Predicting the Unobservable: Thoughts on Predicted vs. Observed Data

Dave Kelly Blog

For years, philosophers have argued the nature of reality. Empiricists like David Hume argued that all we know must be rooted in observable facts. Meanwhile, rationalists like Rene Descartes thought that an inkling of innate knowledge fueled our ability to understand the world around us.

I land in some place in the middle on this debate. My firm specializes in using analytics to predict future outcomes, such as ‘household spending on discretionary items’. We often enter the fray when customers ask about the role of predicted data in the online world, given that there is so much observed data.

While no one would likely doubt that it is often better to go with observed (aka ‘known’) data over predicted data, there is a powerful role for predicted data. In other words, the rationalist philosophers were onto something.

Predicting the Unobservable

The role of predictive data becomes intensely evident when trying to understand the ‘unobservable’. For example, one cannot observe each US household’s budget/capacity to pay for cruises over the next 12 months. You can observe propensity to go on certain cruises, but that is not the same thing as understanding total capacity. In short, it is impossible to observe a knowable outcome from the data at hand. We need to extrapolate based on other criteria in order to accurately predict which couples are ready to make a large ticket purchase like this.


One key challenge with observed data is scale and reach. While there is little doubt that known subscribers to a Porsche enthusiast website are great prospects for a Porsche dealer, the reality is that this will be an extremely small group. In the predicted world, we would clone this small group to a larger universe – resulting in perhaps millions of ‘clones’ of Porsche buyers. Another example is measuring network influencers. Data publishers frequently wish to sell to known, active users of Facebook, Twitter and other social sites. The reality is that these individuals only represent a subset of the total universe. A larger market exists, but there is no observable data marketers can use to find them unless a similar cloning exercise is used.


Observed data often comes with a hefty price tag. Niche data is often 2 to 10 times as expensive as comparable predicted data – meaning the subsequent performance needs to be much better. Being able to predict data is less expensive. Sorry Hume, but Descartes is simply a better bargain shopper.

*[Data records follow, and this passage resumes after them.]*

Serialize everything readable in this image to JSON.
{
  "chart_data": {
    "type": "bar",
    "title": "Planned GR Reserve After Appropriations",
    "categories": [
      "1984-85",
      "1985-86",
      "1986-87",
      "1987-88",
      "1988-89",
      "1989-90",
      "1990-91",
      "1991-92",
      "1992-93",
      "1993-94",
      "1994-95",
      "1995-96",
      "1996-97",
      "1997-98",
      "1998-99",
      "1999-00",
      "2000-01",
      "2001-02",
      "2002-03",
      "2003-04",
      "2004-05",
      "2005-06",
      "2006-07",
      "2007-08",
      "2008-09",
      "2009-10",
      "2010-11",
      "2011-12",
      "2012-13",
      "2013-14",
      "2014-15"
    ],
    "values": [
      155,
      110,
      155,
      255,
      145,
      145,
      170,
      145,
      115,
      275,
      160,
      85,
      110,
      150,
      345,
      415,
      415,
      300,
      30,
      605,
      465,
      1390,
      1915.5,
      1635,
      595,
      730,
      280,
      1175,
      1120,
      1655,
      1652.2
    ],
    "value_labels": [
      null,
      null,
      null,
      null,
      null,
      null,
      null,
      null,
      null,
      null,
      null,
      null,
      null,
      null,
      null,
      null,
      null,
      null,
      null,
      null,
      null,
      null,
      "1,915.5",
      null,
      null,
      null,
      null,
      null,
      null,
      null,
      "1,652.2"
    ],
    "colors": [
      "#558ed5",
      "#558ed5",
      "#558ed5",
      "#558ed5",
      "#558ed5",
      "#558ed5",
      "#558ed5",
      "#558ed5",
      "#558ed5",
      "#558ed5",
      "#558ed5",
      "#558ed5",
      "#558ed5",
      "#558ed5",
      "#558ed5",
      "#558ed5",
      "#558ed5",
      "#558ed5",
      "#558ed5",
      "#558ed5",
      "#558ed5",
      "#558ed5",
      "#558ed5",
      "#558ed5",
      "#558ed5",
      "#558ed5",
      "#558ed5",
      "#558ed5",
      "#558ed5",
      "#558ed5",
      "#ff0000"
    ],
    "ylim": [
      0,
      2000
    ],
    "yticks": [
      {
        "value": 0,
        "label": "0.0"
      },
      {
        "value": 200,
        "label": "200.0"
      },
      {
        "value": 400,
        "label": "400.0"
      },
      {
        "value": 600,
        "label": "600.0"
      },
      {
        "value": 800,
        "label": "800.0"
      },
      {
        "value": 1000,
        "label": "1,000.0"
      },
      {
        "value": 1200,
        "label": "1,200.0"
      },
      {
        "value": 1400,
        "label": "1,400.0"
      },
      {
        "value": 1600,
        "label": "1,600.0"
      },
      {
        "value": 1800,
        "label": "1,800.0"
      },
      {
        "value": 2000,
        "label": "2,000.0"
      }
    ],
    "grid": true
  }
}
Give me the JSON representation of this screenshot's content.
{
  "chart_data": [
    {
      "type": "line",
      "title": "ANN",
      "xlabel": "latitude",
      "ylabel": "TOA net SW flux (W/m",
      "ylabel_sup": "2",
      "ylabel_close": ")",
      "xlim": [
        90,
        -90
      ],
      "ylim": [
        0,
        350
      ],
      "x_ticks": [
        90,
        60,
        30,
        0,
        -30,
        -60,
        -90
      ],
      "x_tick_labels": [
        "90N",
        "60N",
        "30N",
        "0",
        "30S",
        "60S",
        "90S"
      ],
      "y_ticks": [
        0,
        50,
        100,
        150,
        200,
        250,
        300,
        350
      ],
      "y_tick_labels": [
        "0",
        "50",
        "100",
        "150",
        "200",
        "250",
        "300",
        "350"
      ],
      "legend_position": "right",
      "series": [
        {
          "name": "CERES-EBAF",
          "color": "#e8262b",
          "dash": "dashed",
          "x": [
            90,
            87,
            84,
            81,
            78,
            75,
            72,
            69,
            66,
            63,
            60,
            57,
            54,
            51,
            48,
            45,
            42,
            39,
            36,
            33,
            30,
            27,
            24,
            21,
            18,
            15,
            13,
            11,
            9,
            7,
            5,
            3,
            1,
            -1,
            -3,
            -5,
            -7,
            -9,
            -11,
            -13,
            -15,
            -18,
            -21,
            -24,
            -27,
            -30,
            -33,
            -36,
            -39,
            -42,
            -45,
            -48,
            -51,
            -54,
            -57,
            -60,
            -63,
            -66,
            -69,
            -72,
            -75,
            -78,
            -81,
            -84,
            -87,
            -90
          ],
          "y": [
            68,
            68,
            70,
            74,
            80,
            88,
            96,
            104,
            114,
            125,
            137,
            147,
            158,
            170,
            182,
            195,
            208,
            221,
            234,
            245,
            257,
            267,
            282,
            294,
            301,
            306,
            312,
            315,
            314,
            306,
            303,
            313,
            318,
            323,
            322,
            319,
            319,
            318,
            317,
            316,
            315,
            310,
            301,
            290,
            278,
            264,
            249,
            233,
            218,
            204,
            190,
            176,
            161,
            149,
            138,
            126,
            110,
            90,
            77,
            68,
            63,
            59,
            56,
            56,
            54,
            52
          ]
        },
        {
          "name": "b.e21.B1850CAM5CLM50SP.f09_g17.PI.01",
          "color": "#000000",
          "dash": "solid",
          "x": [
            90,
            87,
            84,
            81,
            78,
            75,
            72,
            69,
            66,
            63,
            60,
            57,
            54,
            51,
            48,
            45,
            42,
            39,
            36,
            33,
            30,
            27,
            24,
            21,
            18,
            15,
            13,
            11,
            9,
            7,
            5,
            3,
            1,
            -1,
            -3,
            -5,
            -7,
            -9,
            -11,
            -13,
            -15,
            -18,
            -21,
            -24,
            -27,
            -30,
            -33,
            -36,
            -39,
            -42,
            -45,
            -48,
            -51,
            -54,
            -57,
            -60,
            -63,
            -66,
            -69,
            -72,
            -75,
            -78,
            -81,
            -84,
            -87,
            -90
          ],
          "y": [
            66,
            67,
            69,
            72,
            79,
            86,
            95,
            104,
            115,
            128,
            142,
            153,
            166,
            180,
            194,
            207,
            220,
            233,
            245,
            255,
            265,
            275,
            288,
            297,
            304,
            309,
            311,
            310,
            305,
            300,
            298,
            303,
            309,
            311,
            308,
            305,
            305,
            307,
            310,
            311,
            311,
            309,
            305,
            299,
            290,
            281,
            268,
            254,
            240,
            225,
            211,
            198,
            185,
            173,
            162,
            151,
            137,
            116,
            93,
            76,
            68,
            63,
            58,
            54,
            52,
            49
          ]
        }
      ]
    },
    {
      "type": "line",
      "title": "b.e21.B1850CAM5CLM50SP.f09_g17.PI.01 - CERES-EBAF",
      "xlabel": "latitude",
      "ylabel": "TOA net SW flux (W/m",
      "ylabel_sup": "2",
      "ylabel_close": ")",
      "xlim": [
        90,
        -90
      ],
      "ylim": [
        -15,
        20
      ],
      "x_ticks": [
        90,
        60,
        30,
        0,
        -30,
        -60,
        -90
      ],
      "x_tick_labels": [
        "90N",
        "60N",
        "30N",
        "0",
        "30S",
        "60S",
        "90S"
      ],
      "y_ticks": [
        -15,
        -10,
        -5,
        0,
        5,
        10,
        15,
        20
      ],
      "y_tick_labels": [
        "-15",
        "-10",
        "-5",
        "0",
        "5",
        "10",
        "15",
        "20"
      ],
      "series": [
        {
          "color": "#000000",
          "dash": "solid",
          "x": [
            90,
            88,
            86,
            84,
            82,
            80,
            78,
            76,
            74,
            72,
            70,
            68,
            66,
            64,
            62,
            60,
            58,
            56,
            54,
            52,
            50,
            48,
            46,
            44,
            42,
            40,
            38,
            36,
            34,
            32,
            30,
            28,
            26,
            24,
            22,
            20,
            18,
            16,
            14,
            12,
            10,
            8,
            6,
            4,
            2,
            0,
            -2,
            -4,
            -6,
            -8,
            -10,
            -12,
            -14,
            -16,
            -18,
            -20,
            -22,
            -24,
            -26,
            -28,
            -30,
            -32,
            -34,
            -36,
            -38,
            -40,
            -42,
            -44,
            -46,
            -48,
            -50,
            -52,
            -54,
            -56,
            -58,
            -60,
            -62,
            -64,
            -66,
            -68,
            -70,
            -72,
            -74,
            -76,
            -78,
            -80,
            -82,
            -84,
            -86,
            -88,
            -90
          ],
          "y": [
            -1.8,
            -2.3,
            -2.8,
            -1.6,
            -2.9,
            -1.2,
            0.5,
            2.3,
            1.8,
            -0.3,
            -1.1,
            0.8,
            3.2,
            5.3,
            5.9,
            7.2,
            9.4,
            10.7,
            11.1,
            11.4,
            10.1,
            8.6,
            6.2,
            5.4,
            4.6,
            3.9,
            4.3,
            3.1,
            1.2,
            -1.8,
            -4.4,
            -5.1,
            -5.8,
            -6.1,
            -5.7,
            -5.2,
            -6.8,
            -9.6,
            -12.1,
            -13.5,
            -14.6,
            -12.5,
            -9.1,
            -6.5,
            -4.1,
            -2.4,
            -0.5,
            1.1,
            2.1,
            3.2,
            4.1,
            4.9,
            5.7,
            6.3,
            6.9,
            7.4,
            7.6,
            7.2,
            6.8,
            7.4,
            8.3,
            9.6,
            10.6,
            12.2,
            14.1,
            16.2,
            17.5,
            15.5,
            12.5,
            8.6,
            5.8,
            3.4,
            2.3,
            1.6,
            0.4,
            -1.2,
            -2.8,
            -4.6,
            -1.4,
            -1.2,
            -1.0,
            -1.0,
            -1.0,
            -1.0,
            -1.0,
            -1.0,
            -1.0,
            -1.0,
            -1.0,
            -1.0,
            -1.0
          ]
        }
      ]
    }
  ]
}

Clearly, there is a role for observed data. The first step to understanding our world is to observe it. However, when the light dims and we need to figure out what lies in the shadows, we need to look for different strategies. Our recommendation is to actually utilize observed data when it is applicable and supplement it with predicted data. When many digital campaigns depend on millions of impressions to drive the expected results, a hybrid approach provides the best mix of power and scalability.